An open, sourced encyclopedia of public power. Wikipedia-like, but different: it is not a place where anyone can write anything. Every entry is a public office-holder, every figure traces to a public registry, and the platform reports facts and the arithmetic on them — it authors no accusations, and routes citizens to lawful channels.
Volume I — the 543 members of India's 18th Lok Sabha (2024). The platform is built generically: future volumes (other categories of public office-holders) extend the same engine, primitives, and sourcing rules. MPs are simply the first subject type.
- Public-record subjects only — sitting/contesting public officials and their public conduct, never private individuals.
- Every fact is sourced to a public registry; nothing is asserted without a citation.
- No platform-authored accusations — facts are declared / reported / as recorded, never characterised.
- Self-declared data is labelled as such (e.g. criminal cases from sworn affidavits: "pending ≠ convicted").
- No re-hosting of non-open sources — see
ATTRIBUTIONS.md. Photos are hotlinked under their own licence.
dickipedia is a JSON-only, statically-exported frontend — there is no database at runtime.
public registries ──(pipeline scrapers)──▶ data/raw/*.json
│ (deterministic recompute)
▼
data/canonical/ (per-subject files + slim index + manifest)
│ (read at build time)
▼
Next.js static export ──▶ any CDN / static host
- The pipeline (
pipeline/*.ts, run viatsx) ingests each public registry intodata/raw/. - A deterministic rebuild (
canonical → merge → inferences → publish) turns raw data into the per-subject JSON the app reads, with precomputed cohort aggregates and a timestamp manifest. - GitHub Actions crons schedule the ingestion and auto-commit refreshed JSON; a push triggers a redeploy.
npm ci
npm run dev # local dev server
npm run build # static export → out/
npm run typecheck # tsc --noEmit
npm run lint # eslint
npm run format:check # prettier --checkThe source list lives in one place — pipeline/engine/registry.ts (each source's run, cadence, and
whether it feeds the accountability score). The engine runs them:
npm run ingest -- --cadence monthly # fast feeds (parliamentary activity, news)
npm run ingest -- --cadence semiannual # full re-crawl of every source
npm run ingest -- --sources mplads,bonds # an arbitrary subset
npm run rebuild # canonical → merge → inferences → publish
npm run assert:canonical # validate the published outputScheduled refresh is handled by GitHub Actions (.github/workflows/data-*.yml); a manual
workflow_dispatch can re-pull any single source.
app/ Next.js App Router (routes compose components; no business logic)
components/
ui/ generic primitives (Badge, DataSection, StatCell, Portrait, ScoreGauge, …)

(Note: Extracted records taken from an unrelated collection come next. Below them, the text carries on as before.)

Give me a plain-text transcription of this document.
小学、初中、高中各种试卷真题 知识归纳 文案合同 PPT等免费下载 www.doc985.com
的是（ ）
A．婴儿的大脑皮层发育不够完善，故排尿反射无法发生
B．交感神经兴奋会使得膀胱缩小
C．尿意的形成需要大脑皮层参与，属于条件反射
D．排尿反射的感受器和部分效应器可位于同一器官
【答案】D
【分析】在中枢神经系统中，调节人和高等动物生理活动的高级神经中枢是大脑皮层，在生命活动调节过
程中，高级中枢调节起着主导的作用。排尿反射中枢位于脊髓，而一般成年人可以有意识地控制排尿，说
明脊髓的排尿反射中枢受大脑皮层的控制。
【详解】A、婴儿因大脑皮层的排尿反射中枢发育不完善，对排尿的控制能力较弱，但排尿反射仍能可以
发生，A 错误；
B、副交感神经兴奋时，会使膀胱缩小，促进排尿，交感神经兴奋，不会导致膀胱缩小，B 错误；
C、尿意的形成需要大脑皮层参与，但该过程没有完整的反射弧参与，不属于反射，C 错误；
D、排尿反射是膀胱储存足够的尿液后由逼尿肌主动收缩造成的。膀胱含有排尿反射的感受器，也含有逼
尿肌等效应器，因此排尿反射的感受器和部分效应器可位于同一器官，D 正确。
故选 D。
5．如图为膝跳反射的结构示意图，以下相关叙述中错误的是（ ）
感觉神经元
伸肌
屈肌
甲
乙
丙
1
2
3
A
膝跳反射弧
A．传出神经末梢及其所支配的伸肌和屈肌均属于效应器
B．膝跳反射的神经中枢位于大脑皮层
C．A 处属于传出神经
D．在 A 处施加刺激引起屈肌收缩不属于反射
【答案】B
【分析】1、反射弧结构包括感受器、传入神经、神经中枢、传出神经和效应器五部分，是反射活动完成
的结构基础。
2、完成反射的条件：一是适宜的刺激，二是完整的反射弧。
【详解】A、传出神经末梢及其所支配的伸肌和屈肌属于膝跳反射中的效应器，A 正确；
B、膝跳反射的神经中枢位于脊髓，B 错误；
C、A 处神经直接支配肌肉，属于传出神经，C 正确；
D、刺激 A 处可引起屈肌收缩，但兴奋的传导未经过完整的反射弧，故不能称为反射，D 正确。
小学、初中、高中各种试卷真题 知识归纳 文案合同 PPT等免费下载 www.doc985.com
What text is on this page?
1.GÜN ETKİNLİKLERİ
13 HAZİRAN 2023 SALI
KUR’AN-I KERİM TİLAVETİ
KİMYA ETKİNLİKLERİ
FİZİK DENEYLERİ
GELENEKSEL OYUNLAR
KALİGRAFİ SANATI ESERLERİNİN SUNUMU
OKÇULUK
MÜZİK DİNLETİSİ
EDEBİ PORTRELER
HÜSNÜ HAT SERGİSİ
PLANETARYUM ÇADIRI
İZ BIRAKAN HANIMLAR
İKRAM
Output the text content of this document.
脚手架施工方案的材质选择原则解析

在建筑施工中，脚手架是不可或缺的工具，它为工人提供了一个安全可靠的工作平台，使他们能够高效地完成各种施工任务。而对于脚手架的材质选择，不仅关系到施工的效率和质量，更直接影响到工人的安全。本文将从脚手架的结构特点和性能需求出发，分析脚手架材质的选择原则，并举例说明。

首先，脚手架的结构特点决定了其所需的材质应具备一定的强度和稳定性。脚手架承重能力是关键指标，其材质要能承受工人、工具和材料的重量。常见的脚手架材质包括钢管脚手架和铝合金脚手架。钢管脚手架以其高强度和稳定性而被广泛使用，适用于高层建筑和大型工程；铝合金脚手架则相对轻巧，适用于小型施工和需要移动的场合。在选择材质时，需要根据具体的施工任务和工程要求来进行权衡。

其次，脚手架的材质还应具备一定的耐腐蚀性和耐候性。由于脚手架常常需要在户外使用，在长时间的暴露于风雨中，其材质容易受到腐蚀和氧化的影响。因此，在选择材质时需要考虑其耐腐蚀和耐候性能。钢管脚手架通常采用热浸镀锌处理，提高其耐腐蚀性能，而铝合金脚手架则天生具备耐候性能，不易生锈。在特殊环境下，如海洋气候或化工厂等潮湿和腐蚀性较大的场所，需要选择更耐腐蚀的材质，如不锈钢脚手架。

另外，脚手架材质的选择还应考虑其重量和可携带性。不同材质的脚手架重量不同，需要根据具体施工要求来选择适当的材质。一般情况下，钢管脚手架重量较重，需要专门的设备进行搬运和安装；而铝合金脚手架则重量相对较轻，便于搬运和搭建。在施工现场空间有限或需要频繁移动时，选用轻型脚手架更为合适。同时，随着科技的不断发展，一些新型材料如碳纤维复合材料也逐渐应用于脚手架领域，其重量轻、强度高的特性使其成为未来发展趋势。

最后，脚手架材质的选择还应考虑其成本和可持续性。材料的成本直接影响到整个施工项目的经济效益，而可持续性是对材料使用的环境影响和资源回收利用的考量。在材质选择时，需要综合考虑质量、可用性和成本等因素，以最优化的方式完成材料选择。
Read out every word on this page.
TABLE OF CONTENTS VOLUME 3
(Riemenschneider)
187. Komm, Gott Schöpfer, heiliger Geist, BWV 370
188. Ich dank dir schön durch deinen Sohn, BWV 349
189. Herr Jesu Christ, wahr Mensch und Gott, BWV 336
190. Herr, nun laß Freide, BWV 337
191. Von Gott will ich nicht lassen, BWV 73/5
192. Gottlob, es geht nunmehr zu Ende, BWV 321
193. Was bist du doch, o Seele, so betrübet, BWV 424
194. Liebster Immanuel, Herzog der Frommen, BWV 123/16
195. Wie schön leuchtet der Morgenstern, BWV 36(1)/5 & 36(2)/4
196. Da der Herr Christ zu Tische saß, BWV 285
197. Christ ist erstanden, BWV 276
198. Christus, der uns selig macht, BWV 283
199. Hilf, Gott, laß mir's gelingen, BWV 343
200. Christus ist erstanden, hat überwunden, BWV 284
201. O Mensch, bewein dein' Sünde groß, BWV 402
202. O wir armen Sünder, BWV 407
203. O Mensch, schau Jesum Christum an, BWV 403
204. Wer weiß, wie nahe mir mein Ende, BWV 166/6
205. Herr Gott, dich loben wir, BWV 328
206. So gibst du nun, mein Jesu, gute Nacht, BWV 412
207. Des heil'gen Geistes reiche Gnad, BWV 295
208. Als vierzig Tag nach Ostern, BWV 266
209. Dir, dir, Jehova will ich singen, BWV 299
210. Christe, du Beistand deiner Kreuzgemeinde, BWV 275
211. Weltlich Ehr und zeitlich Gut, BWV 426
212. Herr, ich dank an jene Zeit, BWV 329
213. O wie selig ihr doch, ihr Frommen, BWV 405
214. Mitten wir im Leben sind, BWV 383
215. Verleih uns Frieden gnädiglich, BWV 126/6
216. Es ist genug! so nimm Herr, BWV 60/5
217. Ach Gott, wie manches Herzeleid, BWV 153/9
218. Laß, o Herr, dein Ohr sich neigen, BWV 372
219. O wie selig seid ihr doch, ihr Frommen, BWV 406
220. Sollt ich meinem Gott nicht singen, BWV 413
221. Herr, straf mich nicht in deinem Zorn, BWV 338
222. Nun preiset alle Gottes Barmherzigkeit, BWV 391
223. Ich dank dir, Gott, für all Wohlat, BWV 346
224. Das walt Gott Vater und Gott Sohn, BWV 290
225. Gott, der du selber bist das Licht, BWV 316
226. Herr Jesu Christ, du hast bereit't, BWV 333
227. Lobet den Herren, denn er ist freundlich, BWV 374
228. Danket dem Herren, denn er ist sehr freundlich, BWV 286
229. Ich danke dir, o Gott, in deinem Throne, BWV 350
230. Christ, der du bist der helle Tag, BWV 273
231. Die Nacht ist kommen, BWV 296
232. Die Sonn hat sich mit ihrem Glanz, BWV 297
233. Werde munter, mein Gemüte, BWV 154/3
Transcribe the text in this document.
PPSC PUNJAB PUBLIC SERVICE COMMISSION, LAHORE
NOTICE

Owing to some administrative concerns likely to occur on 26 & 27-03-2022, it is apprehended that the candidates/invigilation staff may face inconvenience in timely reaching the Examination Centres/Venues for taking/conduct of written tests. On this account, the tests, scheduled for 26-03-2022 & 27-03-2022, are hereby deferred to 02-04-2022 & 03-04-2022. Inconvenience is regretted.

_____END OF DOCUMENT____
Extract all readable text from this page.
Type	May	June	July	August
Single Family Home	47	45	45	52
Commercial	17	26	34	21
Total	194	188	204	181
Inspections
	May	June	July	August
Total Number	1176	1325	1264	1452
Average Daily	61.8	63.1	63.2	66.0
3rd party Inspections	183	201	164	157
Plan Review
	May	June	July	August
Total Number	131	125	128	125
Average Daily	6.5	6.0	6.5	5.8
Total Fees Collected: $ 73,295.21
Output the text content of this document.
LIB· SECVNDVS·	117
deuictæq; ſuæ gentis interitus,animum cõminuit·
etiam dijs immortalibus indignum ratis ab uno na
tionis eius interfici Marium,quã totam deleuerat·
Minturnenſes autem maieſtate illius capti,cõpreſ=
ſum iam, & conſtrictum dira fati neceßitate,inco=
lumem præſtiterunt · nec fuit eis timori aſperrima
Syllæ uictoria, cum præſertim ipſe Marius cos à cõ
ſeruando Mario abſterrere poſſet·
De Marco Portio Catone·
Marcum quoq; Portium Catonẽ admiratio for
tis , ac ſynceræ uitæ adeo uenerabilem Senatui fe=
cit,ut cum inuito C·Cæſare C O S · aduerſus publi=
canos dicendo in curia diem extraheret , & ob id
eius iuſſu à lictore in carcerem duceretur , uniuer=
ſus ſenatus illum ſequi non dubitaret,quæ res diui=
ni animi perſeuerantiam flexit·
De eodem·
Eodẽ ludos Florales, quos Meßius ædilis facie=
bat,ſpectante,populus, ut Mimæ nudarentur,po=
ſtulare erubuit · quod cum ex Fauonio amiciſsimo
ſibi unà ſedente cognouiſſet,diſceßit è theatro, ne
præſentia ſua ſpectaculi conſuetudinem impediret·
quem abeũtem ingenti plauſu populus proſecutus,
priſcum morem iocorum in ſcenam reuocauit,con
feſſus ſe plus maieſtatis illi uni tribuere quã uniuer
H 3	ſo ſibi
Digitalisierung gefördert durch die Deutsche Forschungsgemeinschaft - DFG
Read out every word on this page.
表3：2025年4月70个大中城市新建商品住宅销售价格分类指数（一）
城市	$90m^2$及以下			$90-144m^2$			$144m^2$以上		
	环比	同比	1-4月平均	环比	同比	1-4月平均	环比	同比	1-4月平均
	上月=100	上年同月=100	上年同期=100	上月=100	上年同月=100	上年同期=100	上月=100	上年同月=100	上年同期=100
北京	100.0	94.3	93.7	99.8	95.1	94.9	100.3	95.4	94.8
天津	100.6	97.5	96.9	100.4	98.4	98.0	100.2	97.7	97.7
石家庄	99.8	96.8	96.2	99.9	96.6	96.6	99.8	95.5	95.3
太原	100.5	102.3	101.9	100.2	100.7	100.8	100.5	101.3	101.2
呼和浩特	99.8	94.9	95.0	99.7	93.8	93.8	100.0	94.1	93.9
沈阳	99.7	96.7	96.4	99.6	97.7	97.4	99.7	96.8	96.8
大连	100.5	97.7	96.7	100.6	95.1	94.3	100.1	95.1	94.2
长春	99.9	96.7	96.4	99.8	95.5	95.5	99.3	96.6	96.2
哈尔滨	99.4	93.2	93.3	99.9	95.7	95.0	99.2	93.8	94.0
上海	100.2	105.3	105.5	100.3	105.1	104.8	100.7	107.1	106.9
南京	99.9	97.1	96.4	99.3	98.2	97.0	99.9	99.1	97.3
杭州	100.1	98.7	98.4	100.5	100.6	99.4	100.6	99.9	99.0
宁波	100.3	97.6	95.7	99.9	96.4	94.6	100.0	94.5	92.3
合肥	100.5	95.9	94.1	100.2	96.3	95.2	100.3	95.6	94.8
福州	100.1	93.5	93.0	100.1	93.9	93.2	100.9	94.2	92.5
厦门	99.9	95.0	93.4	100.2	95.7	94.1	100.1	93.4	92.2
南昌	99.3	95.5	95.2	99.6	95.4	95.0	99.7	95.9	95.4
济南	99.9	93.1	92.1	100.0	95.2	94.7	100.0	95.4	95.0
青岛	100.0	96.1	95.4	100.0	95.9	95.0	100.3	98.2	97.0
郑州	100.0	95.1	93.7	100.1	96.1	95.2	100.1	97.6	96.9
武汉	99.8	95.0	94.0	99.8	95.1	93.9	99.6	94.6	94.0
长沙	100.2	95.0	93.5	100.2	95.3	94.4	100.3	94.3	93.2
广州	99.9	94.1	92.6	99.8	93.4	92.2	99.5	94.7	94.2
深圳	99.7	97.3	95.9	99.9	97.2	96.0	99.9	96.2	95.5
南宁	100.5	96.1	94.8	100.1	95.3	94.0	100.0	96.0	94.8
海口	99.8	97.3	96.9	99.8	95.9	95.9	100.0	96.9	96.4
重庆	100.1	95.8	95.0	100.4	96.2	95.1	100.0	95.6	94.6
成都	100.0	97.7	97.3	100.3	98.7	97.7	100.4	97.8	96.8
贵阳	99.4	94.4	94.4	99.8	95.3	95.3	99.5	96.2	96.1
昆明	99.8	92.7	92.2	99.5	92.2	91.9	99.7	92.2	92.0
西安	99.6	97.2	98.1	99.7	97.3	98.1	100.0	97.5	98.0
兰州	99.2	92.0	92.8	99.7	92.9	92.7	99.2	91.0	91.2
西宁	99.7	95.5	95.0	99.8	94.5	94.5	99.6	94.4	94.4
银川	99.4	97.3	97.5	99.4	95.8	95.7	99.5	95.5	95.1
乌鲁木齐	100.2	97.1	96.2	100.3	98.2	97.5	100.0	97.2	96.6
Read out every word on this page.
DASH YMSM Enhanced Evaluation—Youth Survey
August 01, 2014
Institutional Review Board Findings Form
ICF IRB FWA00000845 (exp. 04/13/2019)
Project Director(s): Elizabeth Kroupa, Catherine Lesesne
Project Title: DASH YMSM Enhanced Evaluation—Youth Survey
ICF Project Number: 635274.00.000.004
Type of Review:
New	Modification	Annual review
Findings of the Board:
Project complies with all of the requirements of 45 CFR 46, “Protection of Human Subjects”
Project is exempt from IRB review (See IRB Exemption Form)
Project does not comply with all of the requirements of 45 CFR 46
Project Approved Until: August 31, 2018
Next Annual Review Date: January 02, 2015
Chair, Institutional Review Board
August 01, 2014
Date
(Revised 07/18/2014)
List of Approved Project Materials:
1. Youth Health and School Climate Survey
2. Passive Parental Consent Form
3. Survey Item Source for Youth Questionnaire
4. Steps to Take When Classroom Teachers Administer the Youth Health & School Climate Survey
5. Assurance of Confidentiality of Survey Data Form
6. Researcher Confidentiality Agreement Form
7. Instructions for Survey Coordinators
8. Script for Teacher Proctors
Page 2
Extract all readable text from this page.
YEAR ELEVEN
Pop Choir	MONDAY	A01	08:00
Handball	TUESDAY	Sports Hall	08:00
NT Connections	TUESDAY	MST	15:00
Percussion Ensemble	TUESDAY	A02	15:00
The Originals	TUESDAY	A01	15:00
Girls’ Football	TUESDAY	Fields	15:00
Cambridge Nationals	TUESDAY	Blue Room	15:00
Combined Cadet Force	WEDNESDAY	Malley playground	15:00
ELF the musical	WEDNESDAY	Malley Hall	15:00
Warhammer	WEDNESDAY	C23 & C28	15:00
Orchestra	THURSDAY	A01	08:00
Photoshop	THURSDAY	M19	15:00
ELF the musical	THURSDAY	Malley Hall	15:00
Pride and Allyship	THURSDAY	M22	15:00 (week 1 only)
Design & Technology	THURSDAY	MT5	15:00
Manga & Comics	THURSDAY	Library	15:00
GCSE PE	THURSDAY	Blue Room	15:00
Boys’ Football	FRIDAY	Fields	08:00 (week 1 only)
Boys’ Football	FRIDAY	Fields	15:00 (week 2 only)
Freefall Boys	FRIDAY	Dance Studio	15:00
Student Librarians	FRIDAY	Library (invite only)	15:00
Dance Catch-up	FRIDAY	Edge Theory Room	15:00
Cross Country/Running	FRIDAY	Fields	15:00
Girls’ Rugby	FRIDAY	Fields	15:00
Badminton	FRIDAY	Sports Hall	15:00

charts/ generic chart primitives
mp/ MP-volume components (sections, browse/, affidavit/, work/)
lib/
format.ts generic formatters · sources.ts generic source registry
mp/ MP-volume data layer (types, data, loader, bio, constants, filter)
pipeline/
engine/ registry (source-of-truth) + runner + ingest CLI + tests
sources/mp/ one module per MP-volume source (eci, prs, mplads, …)
build/ deterministic recompute: canonical → merge → inferences → publish (+ assert)
lib/ generic helpers (http, csv, text, score, paths, …)
data/
canonical/ the truth the app reads (per-subject files, index, manifest) — committed
raw/ pipeline scraper outputs (committed; reproducible inputs)
config/ sources + score-band config · curated/ hand-curated, sourced facts
cache/ HTTP response cache (gitignored)
public/assets/mp/parties/ party-symbol images (served at /assets/mp/parties/…)
Generic, reusable code (primitives, charts, formatters) lives outside the volume folders; only
subject-specific content lives in components/mp/ and lib/mp/. New volumes add a sibling folder.
See CONTRIBUTING.md. Commits follow
Conventional Commits (enforced by a commit hook).
- Aggregated dataset: ODbL-1.0 · Photos: each under its own licence · Code: MIT.
- Community content (edits / discussion): separate contributor terms.
See ATTRIBUTIONS.md for full source credits and the re-hosting policy.